Onları ne yapacağımızı düşünürken bodrum kat aklıma geldi oraya uzun zamandır inmiyorduk belki işe yarardı. Bu fikri Jungkook'a da söyledim o da bana katılınca bedenleri teker teker bodruma taşımaya başladık. Kapıyıda kilitleyince salona çıktık ve yerlerdeki kanları temizledik sonra da silahı deterjan dolu kovanın içine attık o sırada siren sesleri gelmeye başlamıştı zaten.

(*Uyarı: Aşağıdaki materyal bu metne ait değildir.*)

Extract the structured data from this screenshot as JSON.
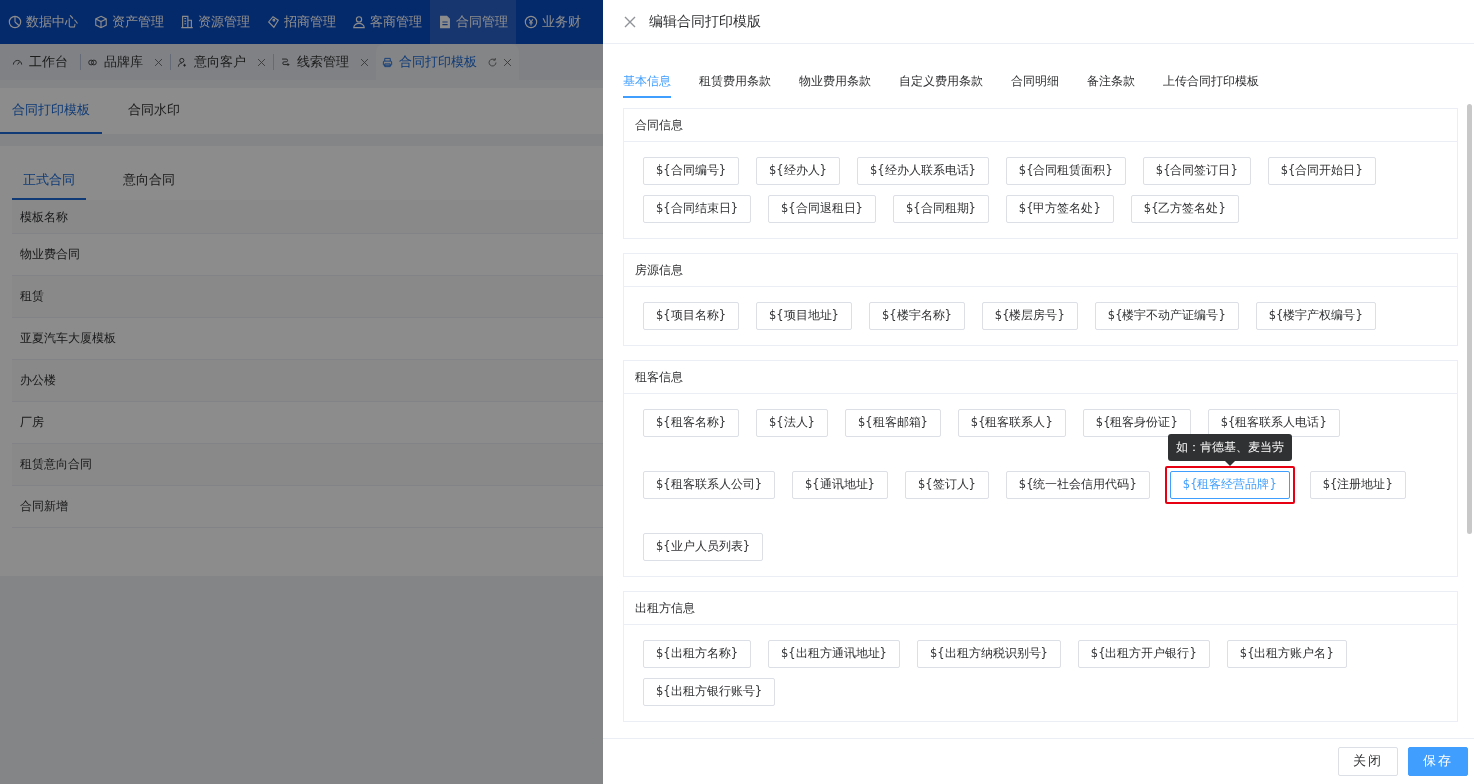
{
  "nav": {
    "items": [
      {
        "label": "数据中心",
        "selected": false
      },
      {
        "label": "资产管理",
        "selected": false
      },
      {
        "label": "资源管理",
        "selected": false
      },
      {
        "label": "招商管理",
        "selected": false
      },
      {
        "label": "客商管理",
        "selected": false
      },
      {
        "label": "合同管理",
        "selected": true
      },
      {
        "label": "业务财",
        "selected": false
      }
    ]
  },
  "page_tabs": [
    {
      "label": "工作台",
      "closable": false,
      "selected": false
    },
    {
      "label": "品牌库",
      "closable": true,
      "selected": false
    },
    {
      "label": "意向客户",
      "closable": true,
      "selected": false
    },
    {
      "label": "线索管理",
      "closable": true,
      "selected": false
    },
    {
      "label": "合同打印模板",
      "closable": true,
      "selected": true
    }
  ],
  "sub_tabs": [
    {
      "label": "合同打印模板",
      "selected": true
    },
    {
      "label": "合同水印",
      "selected": false
    }
  ],
  "contract_tabs": [
    {
      "label": "正式合同",
      "selected": true
    },
    {
      "label": "意向合同",
      "selected": false
    }
  ],
  "table": {
    "columns": [
      "模板名称"
    ],
    "rows": [
      [
        "物业费合同"
      ],
      [
        "租赁"
      ],
      [
        "亚夏汽车大厦模板"
      ],
      [
        "办公楼"
      ],
      [
        "厂房"
      ],
      [
        "租赁意向合同"
      ],
      [
        "合同新增"
      ]
    ]
  },
  "drawer": {
    "title": "编辑合同打印模版",
    "tabs": [
      {
        "label": "基本信息",
        "selected": true
      },
      {
        "label": "租赁费用条款",
        "selected": false
      },
      {
        "label": "物业费用条款",
        "selected": false
      },
      {
        "label": "自定义费用条款",
        "selected": false
      },
      {
        "label": "合同明细",
        "selected": false
      },
      {
        "label": "备注条款",
        "selected": false
      },
      {
        "label": "上传合同打印模板",
        "selected": false
      }
    ],
    "sections": [
      {
        "title": "合同信息",
        "fields": [
          {
            "label": "${合同编号}",
            "highlighted": false
          },
          {
            "label": "${经办人}",
            "highlighted": false
          },
          {
            "label": "${经办人联系电话}",
            "highlighted": false
          },
          {
            "label": "${合同租赁面积}",
            "highlighted": false
          },
          {
            "label": "${合同签订日}",
            "highlighted": false
          },
          {
            "label": "${合同开始日}",
            "highlighted": false
          },
          {
            "label": "${合同结束日}",
            "highlighted": false
          },
          {
            "label": "${合同退租日}",
            "highlighted": false
          },
          {
            "label": "${合同租期}",
            "highlighted": false
          },
          {
            "label": "${甲方签名处}",
            "highlighted": false
          },
          {
            "label": "${乙方签名处}",
            "highlighted": false
          }
        ]
      },
      {
        "title": "房源信息",
        "fields": [
          {
            "label": "${项目名称}",
            "highlighted": false
          },
          {
            "label": "${项目地址}",
            "highlighted": false
          },
          {
            "label": "${楼宇名称}",
            "highlighted": false
          },
          {
            "label": "${楼层房号}",
            "highlighted": false
          },
          {
            "label": "${楼宇不动产证编号}",
            "highlighted": false
          },
          {
            "label": "${楼宇产权编号}",
            "highlighted": false
          }
        ]
      },
      {
        "title": "租客信息",
        "fields": [
          {
            "label": "${租客名称}",
            "highlighted": false
          },
          {
            "label": "${法人}",
            "highlighted": false
          },
          {
            "label": "${租客邮箱}",
            "highlighted": false
          },
          {
            "label": "${租客联系人}",
            "highlighted": false
          },
          {
            "label": "${租客身份证}",
            "highlighted": false
          },
          {
            "label": "${租客联系人电话}",
            "highlighted": false
          },
          {
            "label": "${租客联系人公司}",
            "highlighted": false
          },
          {
            "label": "${通讯地址}",
            "highlighted": false
          },
          {
            "label": "${签订人}",
            "highlighted": false
          },
          {
            "label": "${统一社会信用代码}",
            "highlighted": false
          },
          {
            "label": "${租客经营品牌}",
            "highlighted": true,
            "tooltip": "如：肯德基、麦当劳"
          },
          {
            "label": "${注册地址}",
            "highlighted": false
          },
          {
            "label": "${业户人员列表}",
            "highlighted": false
          }
        ]
      },
      {
        "title": "出租方信息",
        "fields": [
          {
            "label": "${出租方名称}",
            "highlighted": false
          },
          {
            "label": "${出租方通讯地址}",
            "highlighted": false
          },
          {
            "label": "${出租方纳税识别号}",
            "highlighted": false
          },
          {
            "label": "${出租方开户银行}",
            "highlighted": false
          },
          {
            "label": "${出租方账户名}",
            "highlighted": false
          },
          {
            "label": "${出租方银行账号}",
            "highlighted": false
          }
        ]
      }
    ],
    "buttons": [
      {
        "label": "关闭",
        "kind": "default"
      },
      {
        "label": "保存",
        "kind": "primary"
      }
    ]
  }
}
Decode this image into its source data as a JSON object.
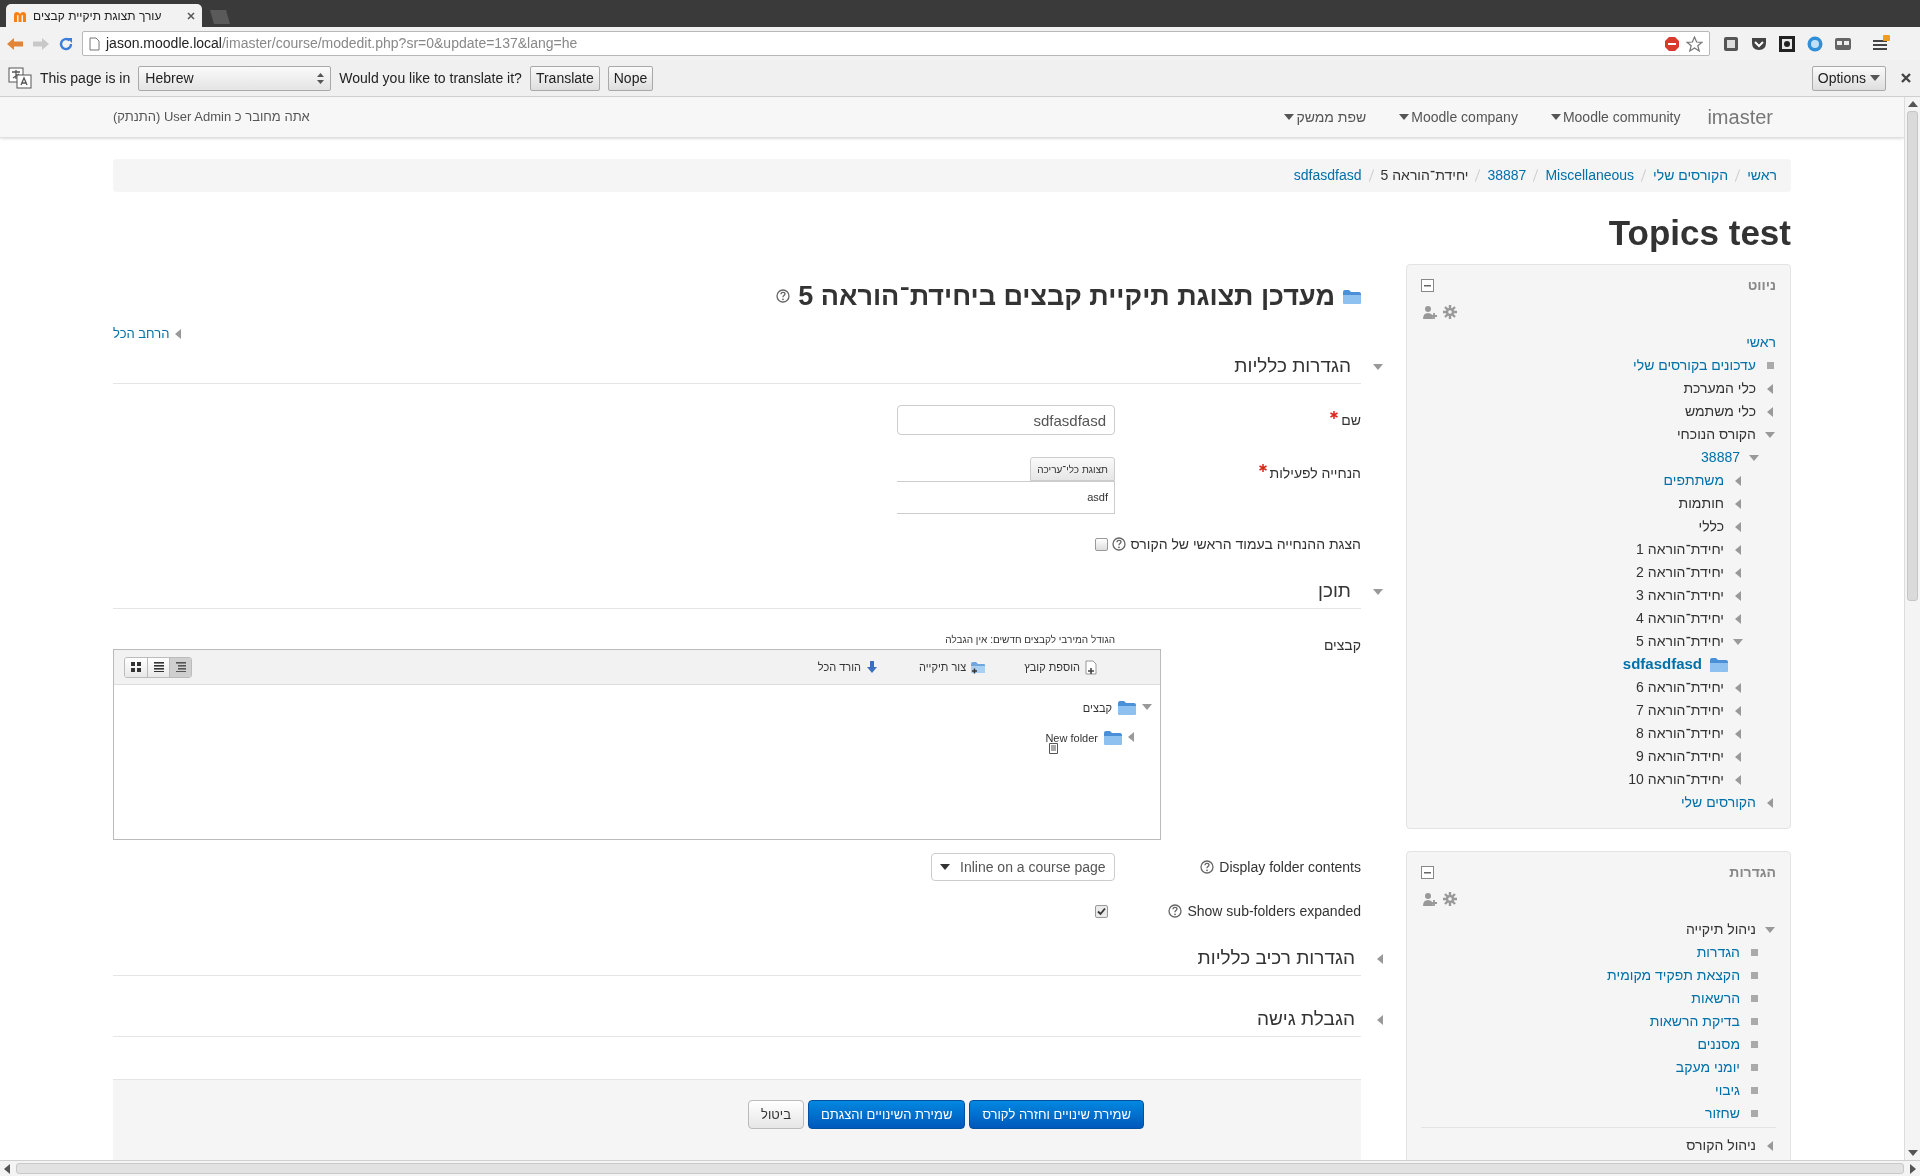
{
  "browser": {
    "tab_title": "עורך תצוגת תיקיית קבצים",
    "url_host": "jason.moodle.local",
    "url_path": "/imaster/course/modedit.php?sr=0&update=137&lang=he"
  },
  "translate_bar": {
    "prefix": "This page is in",
    "language": "Hebrew",
    "question": "Would you like to translate it?",
    "translate_button": "Translate",
    "dismiss_button": "Nope",
    "options": "Options"
  },
  "navbar": {
    "brand": "imaster",
    "menus": [
      "Moodle community",
      "Moodle company",
      "שפת ממשק"
    ],
    "login_info": "אתה מחובר כ User Admin (התנתק)"
  },
  "breadcrumb": [
    {
      "label": "ראשי",
      "link": true
    },
    {
      "label": "הקורסים שלי",
      "link": true
    },
    {
      "label": "Miscellaneous",
      "link": true
    },
    {
      "label": "38887",
      "link": true
    },
    {
      "label": "יחידת־הוראה 5",
      "link": false
    },
    {
      "label": "sdfasdfasd",
      "link": true
    }
  ],
  "page_title": "Topics test",
  "heading": "מעדכן תצוגת תיקיית קבצים ביחידת־הוראה 5",
  "expand_all": "הרחב הכל",
  "sections": [
    {
      "title": "הגדרות כלליות",
      "expanded": true,
      "fields": [
        {
          "kind": "text",
          "label": "שם",
          "required": true,
          "value": "sdfasdfasd"
        },
        {
          "kind": "editor",
          "label": "הנחייה לפעילות",
          "required": true,
          "toolbar_button": "תצוגת כלי־עריכה",
          "value": "asdf"
        },
        {
          "kind": "checkbox",
          "label": "הצגת ההנחייה בעמוד הראשי של הקורס",
          "help": true,
          "checked": false
        }
      ]
    },
    {
      "title": "תוכן",
      "expanded": true,
      "fields": [
        {
          "kind": "filemanager",
          "label": "קבצים",
          "note": "הגודל המירבי לקבצים חדשים: אין הגבלה",
          "actions": [
            {
              "label": "הוספת קובץ",
              "kind": "add-file"
            },
            {
              "label": "צור תיקייה",
              "kind": "new-folder"
            },
            {
              "label": "הורד הכל",
              "kind": "download"
            }
          ],
          "views": [
            {
              "kind": "icons",
              "selected": false
            },
            {
              "kind": "list",
              "selected": false
            },
            {
              "kind": "tree",
              "selected": true
            }
          ],
          "tree": [
            {
              "name": "קבצים",
              "expanded": true,
              "children": [
                {
                  "name": "New folder",
                  "expanded": false
                }
              ]
            }
          ]
        },
        {
          "kind": "select",
          "label": "Display folder contents",
          "help": true,
          "value": "Inline on a course page"
        },
        {
          "kind": "checkbox",
          "label": "Show sub-folders expanded",
          "help": true,
          "checked": true
        }
      ]
    },
    {
      "title": "הגדרות רכיב כלליות",
      "expanded": false
    },
    {
      "title": "הגבלת גישה",
      "expanded": false
    }
  ],
  "buttons": [
    {
      "label": "שמירת שינויים וחזרה לקורס",
      "kind": "primary"
    },
    {
      "label": "שמירת השינויים והצגתם",
      "kind": "primary"
    },
    {
      "label": "ביטול",
      "kind": "default"
    }
  ],
  "blocks": [
    {
      "kind": "navigation",
      "title": "ניווט",
      "items": [
        {
          "label": "ראשי",
          "kind": "root",
          "link": true
        },
        {
          "label": "עדכונים בקורסים שלי",
          "kind": "leaf",
          "link": true
        },
        {
          "label": "כלי המערכת",
          "kind": "branch",
          "link": false,
          "expanded": false
        },
        {
          "label": "כלי משתמש",
          "kind": "branch",
          "link": false,
          "expanded": false
        },
        {
          "label": "הקורס הנוכחי",
          "kind": "branch",
          "link": false,
          "expanded": true,
          "children": [
            {
              "label": "38887",
              "kind": "branch",
              "link": true,
              "expanded": true,
              "children": [
                {
                  "label": "משתתפים",
                  "kind": "branch",
                  "link": true,
                  "expanded": false
                },
                {
                  "label": "חותמות",
                  "kind": "branch",
                  "link": false,
                  "expanded": false
                },
                {
                  "label": "כללי",
                  "kind": "branch",
                  "link": false,
                  "expanded": false
                },
                {
                  "label": "יחידת־הוראה 1",
                  "kind": "branch",
                  "link": false,
                  "expanded": false
                },
                {
                  "label": "יחידת־הוראה 2",
                  "kind": "branch",
                  "link": false,
                  "expanded": false
                },
                {
                  "label": "יחידת־הוראה 3",
                  "kind": "branch",
                  "link": false,
                  "expanded": false
                },
                {
                  "label": "יחידת־הוראה 4",
                  "kind": "branch",
                  "link": false,
                  "expanded": false
                },
                {
                  "label": "יחידת־הוראה 5",
                  "kind": "branch",
                  "link": false,
                  "expanded": true,
                  "children": [
                    {
                      "label": "sdfasdfasd",
                      "kind": "activity",
                      "link": true
                    }
                  ]
                },
                {
                  "label": "יחידת־הוראה 6",
                  "kind": "branch",
                  "link": false,
                  "expanded": false
                },
                {
                  "label": "יחידת־הוראה 7",
                  "kind": "branch",
                  "link": false,
                  "expanded": false
                },
                {
                  "label": "יחידת־הוראה 8",
                  "kind": "branch",
                  "link": false,
                  "expanded": false
                },
                {
                  "label": "יחידת־הוראה 9",
                  "kind": "branch",
                  "link": false,
                  "expanded": false
                },
                {
                  "label": "יחידת־הוראה 10",
                  "kind": "branch",
                  "link": false,
                  "expanded": false
                }
              ]
            }
          ]
        },
        {
          "label": "הקורסים שלי",
          "kind": "branch",
          "link": true,
          "expanded": false
        }
      ]
    },
    {
      "kind": "settings",
      "title": "הגדרות",
      "items": [
        {
          "label": "ניהול תיקייה",
          "kind": "branch",
          "link": false,
          "expanded": true,
          "children": [
            {
              "label": "הגדרות",
              "kind": "leaf",
              "link": true
            },
            {
              "label": "הקצאת תפקיד מקומית",
              "kind": "leaf",
              "link": true
            },
            {
              "label": "הרשאות",
              "kind": "leaf",
              "link": true
            },
            {
              "label": "בדיקת הרשאות",
              "kind": "leaf",
              "link": true
            },
            {
              "label": "מסננים",
              "kind": "leaf",
              "link": true
            },
            {
              "label": "יומני מעקב",
              "kind": "leaf",
              "link": true
            },
            {
              "label": "גיבוי",
              "kind": "leaf",
              "link": true
            },
            {
              "label": "שחזור",
              "kind": "leaf",
              "link": true
            }
          ]
        },
        {
          "label": "ניהול הקורס",
          "kind": "branch",
          "link": false,
          "expanded": false
        }
      ]
    }
  ]
}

Jungkook bileğimden tutup beni arabasına doğru sürüklemeye başladı. Arabaya biner binmez gaza köklendi ve kendi evine getirdi. Bazen annem kavgalarına şahit olmayayım diye beni Jungkook'a gönderirdi. Orada kaldığımdan, yedek kıyafet, tarak, diş fırçası falan vardı. Eve gelince Jungkook bana "Sen odana geç üstünü değiştir bende sana su getireyim" dedi. Red edecek halim yoktu o yüzden hemen kabul ettim. Odama çıktım ve birkaç parça bir şey alıp odada ki banyoya yöneldim. Belki sıcak su beni biraz rahatlatırdı. Hem üzerimde ki kan kokusundan da kurtulmuş olurdum.
Banyoda yirmi dakika falan oyalanınca çıktım ve üstümü giyindim odaya geçip saçlarımı tarayıp kuruttum sonra da Jungkook'a açıklama yapmam gerektiğini hissedip aşağı indim. Jungkook salonda telefonda biri ile konuşuyordu. Ne dediğini anlamayordum ya da kimle konuştuğunu bilmiyordum. Yanına gittim beni görünce aramayı sonlandırdı. "Kimle konuşuyordu?" diye sordum bana bakıp "Bir arkadaşımla" dedi. Başımla onaylayıp koltuğa oturdum o da yanıma oturunca bugün olanları anlatmaya başladım. Jungkook hiç konuşmuyor ve sadece beni dinliyordu.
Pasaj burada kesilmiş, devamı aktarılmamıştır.